Eggplant Parmigiana

Grilled Eggplant Parmigiana

This is a classic Italian Recipe but instead of frying the eggplant I decided to grill them. Everyone loved them. This is a very festive, vegetarian dish that will make everyone happy.


3 eggplants
1 tsp salt plus few pinches
2 tbsp oil
80 g Parmigiano
200 g Mozzarella
Few handfuls of basil
Ingredients for The Tomatoes Sauce:

3 tbsp of oil, evo
1 cloves garlic
1 can peeled Tomatoes or Passata (700 ml) or Fresh Diced Tomatoes
Handful of Basil
Salt and Pepper
A sprinkle of love



  1. Slice the eggplant into ¼ inch slice and place them in a bowl, sprinkle 1 tsp salt and let it sit for 30 minutes. After that drain the brown liquid and quickly rinse them. Pat them dry with a dish cloth.
  2. In a medium pot add the oil and garlic. Stir fry the garlic until is gold and then add the tomatoes. Add basil, salt and pepper and cook it for 30 minutes or until the sauce is thick. When the sauce is almost ready add few more leaves of basil.
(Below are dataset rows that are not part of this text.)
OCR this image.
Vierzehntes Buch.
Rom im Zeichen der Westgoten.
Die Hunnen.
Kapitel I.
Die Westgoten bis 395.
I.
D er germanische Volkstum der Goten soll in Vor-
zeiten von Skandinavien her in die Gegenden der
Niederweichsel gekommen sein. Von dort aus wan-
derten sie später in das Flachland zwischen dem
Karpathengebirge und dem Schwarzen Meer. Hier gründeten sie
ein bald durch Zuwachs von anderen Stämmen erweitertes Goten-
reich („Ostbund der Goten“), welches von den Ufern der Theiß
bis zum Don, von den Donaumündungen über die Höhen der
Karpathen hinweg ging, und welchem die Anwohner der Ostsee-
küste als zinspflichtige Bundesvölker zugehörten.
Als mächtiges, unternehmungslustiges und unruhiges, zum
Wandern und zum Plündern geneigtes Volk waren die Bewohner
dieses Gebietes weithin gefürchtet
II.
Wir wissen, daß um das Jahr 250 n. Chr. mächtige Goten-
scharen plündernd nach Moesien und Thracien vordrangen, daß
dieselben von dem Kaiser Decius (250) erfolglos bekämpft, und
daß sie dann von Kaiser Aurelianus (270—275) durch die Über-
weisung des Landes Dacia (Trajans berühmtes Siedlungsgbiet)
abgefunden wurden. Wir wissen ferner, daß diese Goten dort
Put the sauce on a side.
  3. Brush the eggplant with oil, sprinkle few pinches of salt and grill them.
  4. In an 8×8 baking dish, spread a little bit of sauce, then make 4/5 layers starting with the eggplant, top with the sauce, mozzarella, Parmigiano and basil.
  5. Bake at 350 for 30 minutes and before serve it let it sit for 5 minutes.